Microsoft kicked off its virtualization push with a number of product announcements, including a key virtual management tool.

Microsoft is kicking off its virtualization push, titled "Get Virtual Now", with a number of product announcements, including a key virtual management tool and a new hypervisor feature that makes it more of a direct competitor with primary rival VMware.

In an early-Monday press release that previewed some of the forthcoming news, Microsoft stated that System Center Virtual Machine Manager 2008 (VMM 2008) will be available within 30 days. That same timeframe will also see the introduction of Hyper-V Server, the standalone version of Microsoft's flagship hypervisor Hyper-V. Hyper-V is currently only available with a copy of Windows Server 2008.

The festivities to kick off the five-month event series get under way at 9 a.m. PDT with Bob Kelly, Corporate Vice President, Infrastructure Server Marketing, making the announcements. Microsoft Server and Tools Chief Bob Muglia and COO Kevin Turner will speak later. The participation of so many heavyweights underscores the importance Microsoft attaches to virtualization. Redmond has decided in the last year to move aggressively into the virtualization space, after essentially ceding the industry to VMware for a decade.

The timing of the launch also may play a part in Microsoft's strategy, as it occurs one week before VMworld, VMware's biggest event of the year.

VMM 2008 is Microsoft's enterprise virtualization management product.
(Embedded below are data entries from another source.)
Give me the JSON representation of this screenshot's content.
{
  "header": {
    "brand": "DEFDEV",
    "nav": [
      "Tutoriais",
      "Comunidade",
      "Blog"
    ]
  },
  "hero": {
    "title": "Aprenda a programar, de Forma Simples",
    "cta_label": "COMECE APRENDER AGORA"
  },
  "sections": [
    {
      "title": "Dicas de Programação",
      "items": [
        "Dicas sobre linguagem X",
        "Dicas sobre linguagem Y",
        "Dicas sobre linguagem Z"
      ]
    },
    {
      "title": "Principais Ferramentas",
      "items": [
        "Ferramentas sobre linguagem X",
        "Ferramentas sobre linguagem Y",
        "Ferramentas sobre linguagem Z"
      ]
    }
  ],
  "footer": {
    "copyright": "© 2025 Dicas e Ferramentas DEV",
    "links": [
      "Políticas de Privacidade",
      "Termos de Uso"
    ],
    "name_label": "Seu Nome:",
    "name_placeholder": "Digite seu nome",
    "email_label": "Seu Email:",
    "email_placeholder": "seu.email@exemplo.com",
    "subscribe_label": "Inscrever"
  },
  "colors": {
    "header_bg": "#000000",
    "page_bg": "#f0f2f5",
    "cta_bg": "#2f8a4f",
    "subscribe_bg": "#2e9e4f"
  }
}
It can manage virtual servers as well as physical ones; the ability to manage physical servers gives it a capability lacking in VirtualCenter, VMware's flagship management tool. VMM 2008 will even have the ability to manage ESX, VMware's hypervisor.
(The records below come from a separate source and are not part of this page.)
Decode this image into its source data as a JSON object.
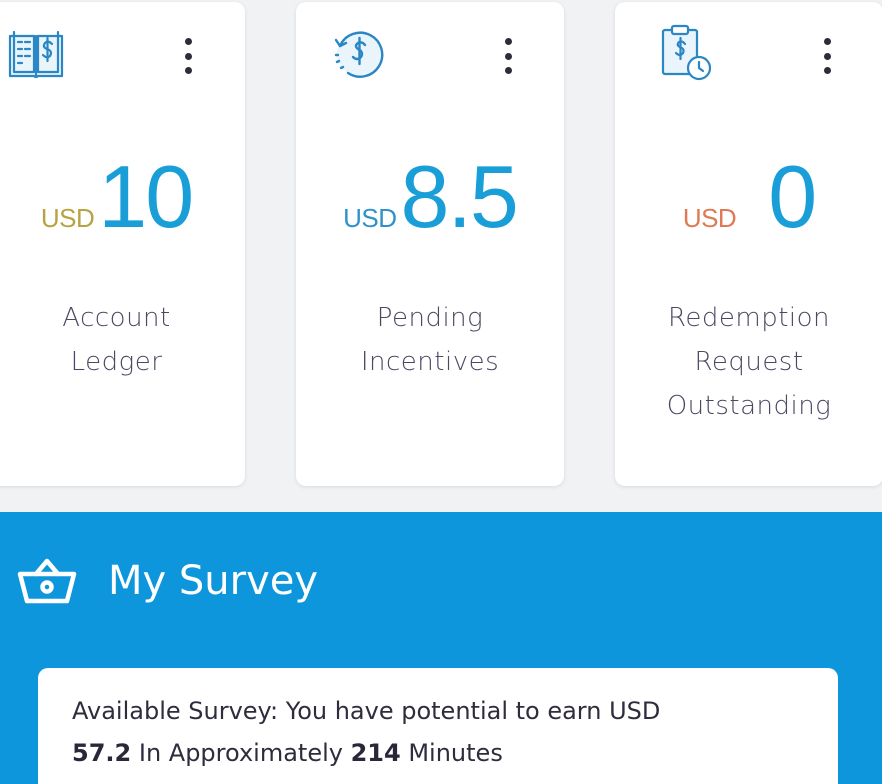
{
  "cards": [
    {
      "icon": "ledger-book-dollar-icon",
      "currency": "USD",
      "currency_color": "#b8a344",
      "amount": "10",
      "label_lines": [
        "Account",
        "Ledger"
      ]
    },
    {
      "icon": "refresh-dollar-icon",
      "currency": "USD",
      "currency_color": "#2f92c8",
      "amount": "8.5",
      "label_lines": [
        "Pending",
        "Incentives"
      ]
    },
    {
      "icon": "clipboard-clock-dollar-icon",
      "currency": "USD",
      "currency_color": "#e07a55",
      "amount": "0",
      "label_lines": [
        "Redemption",
        "Request",
        "Outstanding"
      ]
    }
  ],
  "survey": {
    "icon": "basket-icon",
    "title": "My Survey",
    "text_prefix": "Available Survey: You have potential to earn USD",
    "amount": "57.2",
    "text_middle": "In Approximately",
    "minutes": "214",
    "text_suffix": "Minutes"
  },
  "colors": {
    "accent": "#1a9ed7",
    "band": "#0e96dd",
    "icon_blue": "#2a86c4"
  }
}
Hyper-V Server will be available as a free Web download, Microsoft said in the release. It has stated in the past that Hyper-V Server will cost $28, so Microsoft may be considering charging the fee for packaged versions of the software (although Microsoft did not release any pricing information in the release).

The last major announcement from the statement was that Microsoft would demonstrate "for the first time a live migration feature of Windows Server 2008 R2." (emphasis in original). Hyper-V currently features Quick Migration, and not Live Migration. In Live Migration, offered by ESX and hypervisors from Citrix, Virtual Iron and others, a virtual machine (VM) can be moved from one physical server to another without being powered down. Quick Migration involves moving a VM from one server to another with a brief period of being shut down. VMware has made a lot of effort to distinguish its ESX from Microsoft's Hyper-V, and Live Migration is one of the chief differentiating figures it has touted.
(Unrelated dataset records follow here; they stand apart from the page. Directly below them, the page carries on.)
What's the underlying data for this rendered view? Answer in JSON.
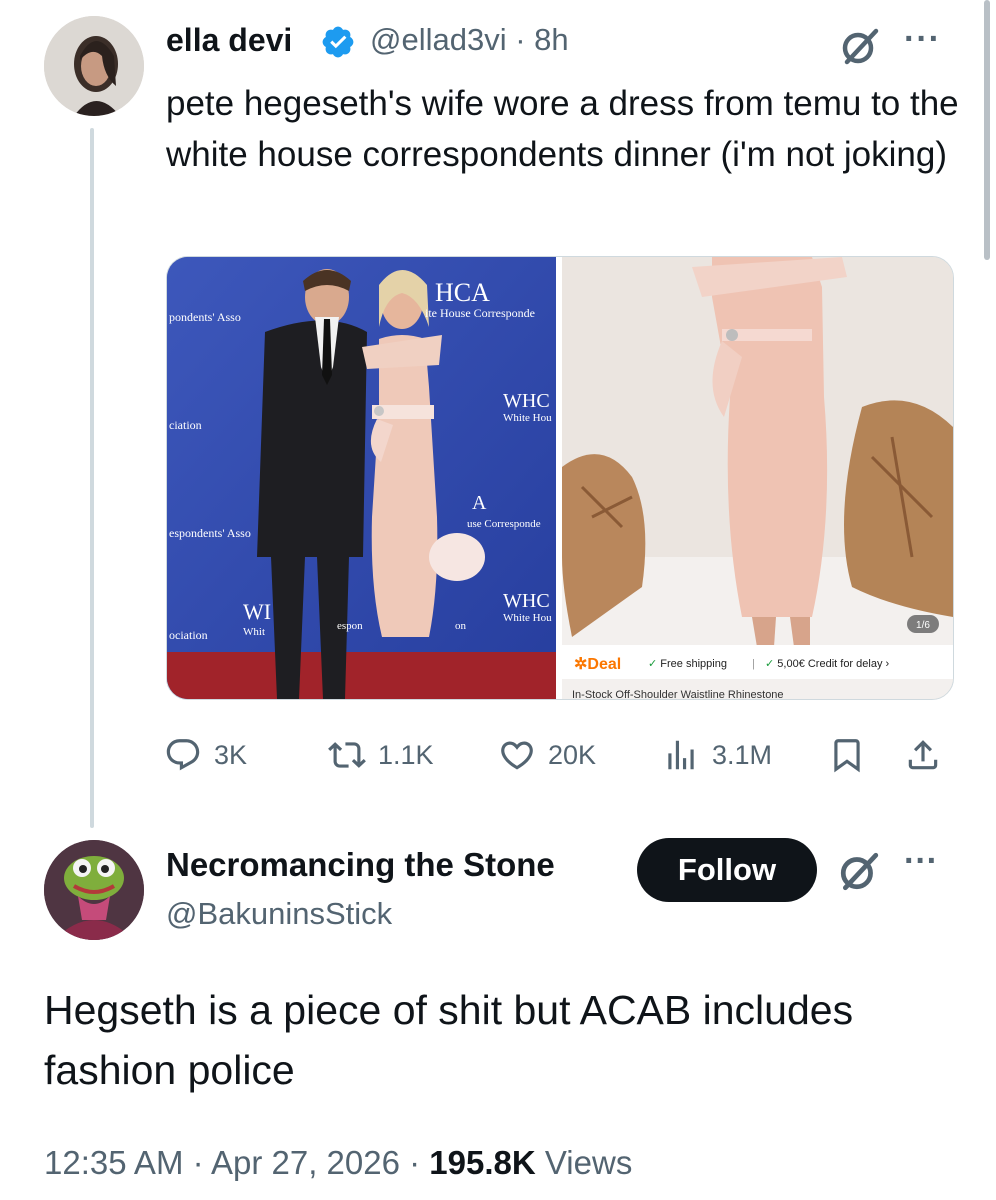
{
  "tweet1": {
    "author_name": "ella devi",
    "handle": "@ellad3vi",
    "separator": "·",
    "age": "8h",
    "more_label": "···",
    "text": "pete hegeseth's wife wore a dress from temu to the white house correspondents dinner (i'm not joking)",
    "media": {
      "left_signs": [
        "HCA",
        "ite House Corresponde",
        "pondents' Asso",
        "WHC",
        "White Hou",
        "ciation",
        "espondents' Asso",
        "use Corresponde",
        "A",
        "WHC",
        "White Hou",
        "WI",
        "Whit",
        "espon",
        "on",
        "ociation"
      ],
      "right": {
        "page_indicator": "1/6",
        "deal_label": "Deal",
        "free_shipping": "Free shipping",
        "divider": "|",
        "credit": "5,00€ Credit for delay",
        "chevron": "›",
        "product_title": "In-Stock Off-Shoulder Waistline Rhinestone"
      }
    },
    "actions": {
      "replies": "3K",
      "reposts": "1.1K",
      "likes": "20K",
      "views": "3.1M"
    }
  },
  "tweet2": {
    "author_name": "Necromancing the Stone",
    "handle": "@BakuninsStick",
    "follow_label": "Follow",
    "more_label": "···",
    "text": "Hegseth is a piece of shit but ACAB includes fashion police",
    "time": "12:35 AM",
    "sep1": "·",
    "date": "Apr 27, 2026",
    "sep2": "·",
    "views_count": "195.8K",
    "views_label": "Views"
  },
  "colors": {
    "text": "#0f1419",
    "secondary": "#536471",
    "verified": "#1d9bf0",
    "border": "#cfd9de",
    "temu_orange": "#fb7701"
  },
  "icons": [
    "verified-badge-icon",
    "grok-icon",
    "more-icon",
    "reply-icon",
    "repost-icon",
    "like-icon",
    "views-icon",
    "bookmark-icon",
    "share-icon"
  ]
}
Virtualization is the process of abstracting software from hardware. Essentially, it breaks the "marriage" between the two, allowing things like loading multiple operating systems on one physical server, rather than the traditional "one server - one OS" model. It can also allow multiple copies of the same OS to run on one server, and enable desktop computers to run more than one OS -- for example, to run Windows XP on Mac Leopard. Gartner has stated in the past that it expects virtualization to be the most important datacenter technology through 2012.

VMware is the acknowledged leader in the market, but it's a space that has grown as crowded as a football team in an elevator. Microsoft is the latest major entrant, but in recent months many companies have announced new virtualizaiton offerings, including Citrix, Red Hat, Novell, Sun, HP, Oracle and others. Virtualization startups, building on offerings from VMware, Microsoft, Citrix and others, have sprung up on an almost-daily basis.